Biodegradable Protein-Stabilized Inorganic Nanoassemblies for Photothermal Radiotherapy of Hepatoma Cells

Inorganic nanomaterials require optimal engineering to retain their functionality yet can also biodegrade within physiological conditions to avoid chronic accumulation in their native form. In this work, we have developed gelatin-stabilized iron oxide nanoclusters having a primary crystallite size of similar to 10 nm and surface-functionalized with indocyanine green (ICG)-bound albumin-stabilized gold nanoclusters ( Prot-IONs). The Prot-IONs are designed to undergo disintegration in an acidic microenvironment of tumor in the presence of proteolytic enzymes within 72 h. These nanoassemblies demonstrate bio- and hemocompatibility and show significant photothermal efficiency due to strong near infrared absorption contributed by ICG. The surface gold nanoclusters could efficiently sensitize hepatoma cells to gamma-irradiation with substantial cytoskeletal and nuclear damage.

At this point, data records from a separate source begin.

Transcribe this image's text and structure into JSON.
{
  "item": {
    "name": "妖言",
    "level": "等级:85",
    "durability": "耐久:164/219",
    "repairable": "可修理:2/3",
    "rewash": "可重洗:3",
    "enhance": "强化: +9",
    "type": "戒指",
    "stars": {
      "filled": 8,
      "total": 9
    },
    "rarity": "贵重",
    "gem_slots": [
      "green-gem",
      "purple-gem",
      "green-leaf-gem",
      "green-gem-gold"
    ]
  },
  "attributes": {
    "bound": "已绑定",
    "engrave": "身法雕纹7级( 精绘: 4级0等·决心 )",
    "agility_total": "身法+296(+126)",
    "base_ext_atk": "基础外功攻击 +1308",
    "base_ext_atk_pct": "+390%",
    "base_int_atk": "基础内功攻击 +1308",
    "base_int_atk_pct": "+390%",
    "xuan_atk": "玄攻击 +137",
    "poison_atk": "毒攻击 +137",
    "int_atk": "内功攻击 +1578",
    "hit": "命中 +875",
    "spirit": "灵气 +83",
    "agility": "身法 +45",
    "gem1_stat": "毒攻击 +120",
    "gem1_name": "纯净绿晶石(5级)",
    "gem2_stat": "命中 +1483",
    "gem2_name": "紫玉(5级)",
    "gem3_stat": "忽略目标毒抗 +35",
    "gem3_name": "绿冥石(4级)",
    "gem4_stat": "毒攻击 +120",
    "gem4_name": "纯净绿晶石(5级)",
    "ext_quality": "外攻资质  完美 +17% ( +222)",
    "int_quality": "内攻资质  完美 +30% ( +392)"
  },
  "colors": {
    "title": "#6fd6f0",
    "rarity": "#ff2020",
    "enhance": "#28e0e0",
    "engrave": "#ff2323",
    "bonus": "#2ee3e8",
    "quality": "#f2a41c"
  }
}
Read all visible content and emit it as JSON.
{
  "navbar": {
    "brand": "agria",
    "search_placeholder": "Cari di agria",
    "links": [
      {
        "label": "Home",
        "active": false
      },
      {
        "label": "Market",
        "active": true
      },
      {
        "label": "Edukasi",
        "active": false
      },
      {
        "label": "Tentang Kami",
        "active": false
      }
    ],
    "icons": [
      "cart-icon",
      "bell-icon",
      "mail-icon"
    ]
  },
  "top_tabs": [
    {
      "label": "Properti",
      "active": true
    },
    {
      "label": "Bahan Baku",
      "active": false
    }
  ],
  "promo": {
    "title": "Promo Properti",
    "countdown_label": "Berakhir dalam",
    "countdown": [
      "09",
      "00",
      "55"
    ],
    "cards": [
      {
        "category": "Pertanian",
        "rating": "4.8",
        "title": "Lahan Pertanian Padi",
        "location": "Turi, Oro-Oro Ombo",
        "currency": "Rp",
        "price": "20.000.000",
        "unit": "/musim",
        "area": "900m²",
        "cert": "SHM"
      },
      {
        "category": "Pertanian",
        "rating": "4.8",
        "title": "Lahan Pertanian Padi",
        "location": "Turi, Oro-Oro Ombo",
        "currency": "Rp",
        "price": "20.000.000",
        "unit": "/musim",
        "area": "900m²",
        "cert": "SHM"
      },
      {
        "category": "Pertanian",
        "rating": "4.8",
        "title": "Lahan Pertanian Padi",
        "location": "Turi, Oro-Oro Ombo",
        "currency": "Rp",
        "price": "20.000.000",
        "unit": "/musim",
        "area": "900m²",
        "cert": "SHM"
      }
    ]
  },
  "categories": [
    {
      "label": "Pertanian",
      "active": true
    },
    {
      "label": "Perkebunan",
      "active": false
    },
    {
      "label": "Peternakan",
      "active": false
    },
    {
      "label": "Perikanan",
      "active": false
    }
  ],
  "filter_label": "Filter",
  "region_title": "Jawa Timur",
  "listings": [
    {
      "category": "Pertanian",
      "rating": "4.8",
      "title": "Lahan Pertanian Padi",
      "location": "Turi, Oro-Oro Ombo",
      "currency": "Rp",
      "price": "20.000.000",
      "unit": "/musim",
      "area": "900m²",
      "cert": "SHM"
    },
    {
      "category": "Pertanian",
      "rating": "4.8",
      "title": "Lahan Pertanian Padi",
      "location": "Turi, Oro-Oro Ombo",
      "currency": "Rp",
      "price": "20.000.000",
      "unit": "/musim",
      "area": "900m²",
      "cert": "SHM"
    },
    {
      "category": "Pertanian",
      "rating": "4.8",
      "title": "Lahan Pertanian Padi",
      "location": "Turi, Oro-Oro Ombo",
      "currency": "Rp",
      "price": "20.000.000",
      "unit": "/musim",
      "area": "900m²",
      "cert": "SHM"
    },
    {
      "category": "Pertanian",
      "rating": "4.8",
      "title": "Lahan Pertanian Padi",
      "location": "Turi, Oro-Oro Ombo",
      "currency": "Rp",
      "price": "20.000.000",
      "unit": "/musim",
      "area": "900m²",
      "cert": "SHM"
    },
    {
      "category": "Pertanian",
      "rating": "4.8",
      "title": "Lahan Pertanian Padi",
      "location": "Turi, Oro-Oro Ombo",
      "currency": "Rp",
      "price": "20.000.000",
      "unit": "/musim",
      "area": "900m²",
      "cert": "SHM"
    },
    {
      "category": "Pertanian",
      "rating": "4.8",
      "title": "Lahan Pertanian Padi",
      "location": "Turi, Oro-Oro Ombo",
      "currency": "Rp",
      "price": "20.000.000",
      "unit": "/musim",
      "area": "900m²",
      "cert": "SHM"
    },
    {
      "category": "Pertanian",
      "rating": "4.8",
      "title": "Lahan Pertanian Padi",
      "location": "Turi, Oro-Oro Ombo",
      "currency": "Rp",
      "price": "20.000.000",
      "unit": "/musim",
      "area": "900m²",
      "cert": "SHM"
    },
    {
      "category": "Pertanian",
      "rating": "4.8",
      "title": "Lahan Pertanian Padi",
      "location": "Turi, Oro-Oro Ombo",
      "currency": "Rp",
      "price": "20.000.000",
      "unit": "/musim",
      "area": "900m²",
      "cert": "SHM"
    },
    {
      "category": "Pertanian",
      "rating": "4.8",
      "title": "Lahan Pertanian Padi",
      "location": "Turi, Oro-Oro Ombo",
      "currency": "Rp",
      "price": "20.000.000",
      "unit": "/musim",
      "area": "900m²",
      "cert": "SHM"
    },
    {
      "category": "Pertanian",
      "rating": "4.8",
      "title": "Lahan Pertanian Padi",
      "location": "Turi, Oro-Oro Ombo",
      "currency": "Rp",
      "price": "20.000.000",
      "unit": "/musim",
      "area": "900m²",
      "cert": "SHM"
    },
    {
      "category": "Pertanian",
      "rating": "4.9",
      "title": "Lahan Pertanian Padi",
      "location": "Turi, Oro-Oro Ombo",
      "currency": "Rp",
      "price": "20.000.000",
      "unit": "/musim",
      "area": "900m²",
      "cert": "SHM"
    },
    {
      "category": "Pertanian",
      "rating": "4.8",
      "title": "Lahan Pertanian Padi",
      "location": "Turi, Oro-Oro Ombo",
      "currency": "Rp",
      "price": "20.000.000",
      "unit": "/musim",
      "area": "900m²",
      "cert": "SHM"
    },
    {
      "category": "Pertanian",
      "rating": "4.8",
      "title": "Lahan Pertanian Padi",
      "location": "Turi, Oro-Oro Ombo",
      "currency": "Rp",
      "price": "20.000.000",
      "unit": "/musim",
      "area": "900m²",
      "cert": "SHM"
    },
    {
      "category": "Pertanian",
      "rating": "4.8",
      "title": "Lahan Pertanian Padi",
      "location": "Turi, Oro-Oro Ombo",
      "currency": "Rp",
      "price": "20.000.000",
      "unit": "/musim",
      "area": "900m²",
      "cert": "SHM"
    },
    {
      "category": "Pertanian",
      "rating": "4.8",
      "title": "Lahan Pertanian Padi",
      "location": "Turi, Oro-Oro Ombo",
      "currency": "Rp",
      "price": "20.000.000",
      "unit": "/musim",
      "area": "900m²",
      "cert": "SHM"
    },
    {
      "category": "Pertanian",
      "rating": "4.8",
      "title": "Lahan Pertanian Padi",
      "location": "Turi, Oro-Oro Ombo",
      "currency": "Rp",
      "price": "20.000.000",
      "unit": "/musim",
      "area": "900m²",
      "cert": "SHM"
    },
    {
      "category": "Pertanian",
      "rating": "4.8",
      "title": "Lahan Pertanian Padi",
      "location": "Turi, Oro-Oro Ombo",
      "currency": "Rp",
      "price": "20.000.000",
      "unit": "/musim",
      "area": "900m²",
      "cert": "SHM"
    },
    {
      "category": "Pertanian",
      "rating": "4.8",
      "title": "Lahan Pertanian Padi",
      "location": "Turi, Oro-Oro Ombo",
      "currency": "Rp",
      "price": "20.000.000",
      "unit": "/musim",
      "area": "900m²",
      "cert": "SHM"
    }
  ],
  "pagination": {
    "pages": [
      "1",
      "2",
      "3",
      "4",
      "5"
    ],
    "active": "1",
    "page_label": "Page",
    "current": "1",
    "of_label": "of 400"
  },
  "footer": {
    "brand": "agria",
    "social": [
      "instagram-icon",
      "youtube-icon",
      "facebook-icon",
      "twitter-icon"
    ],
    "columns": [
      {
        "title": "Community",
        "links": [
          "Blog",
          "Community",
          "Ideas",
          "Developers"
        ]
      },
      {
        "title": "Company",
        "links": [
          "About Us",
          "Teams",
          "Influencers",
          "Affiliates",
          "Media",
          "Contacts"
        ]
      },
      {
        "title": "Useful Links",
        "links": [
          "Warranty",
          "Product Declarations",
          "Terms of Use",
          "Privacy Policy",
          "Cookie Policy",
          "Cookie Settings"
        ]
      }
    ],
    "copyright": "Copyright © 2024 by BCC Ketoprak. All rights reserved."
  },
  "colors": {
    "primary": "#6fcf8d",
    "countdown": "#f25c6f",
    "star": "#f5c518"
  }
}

Sequential irradiation of Prot-ION-treated cancer cells with near infrared (NIR) laser (lambda = 750 nm) and gamma-irradiation could cause similar to 90% cell death compared to single treatment groups at a lower dose of nanoparticles. The superparamagnetic nature of Prot-IONs imparted significant relaxivity (similar to 225 mM(-1) s(-1)) for T-2-weighted magnetic resonance imaging. Additionally, they could also be engaged as photoacoustic and NIR imaging contrast agents. This work demonstrates bioeliminable inorganic nanoassemblies with significant theranostic potential.

Automated summary

This study developed a new type of nanoassembly material that can biodegrade under physiological conditions, demonstrating excellent biocompatibility and significant photothermal efficiency. The material has great potential for therapeutic applications and can be used in various medical imaging techniques.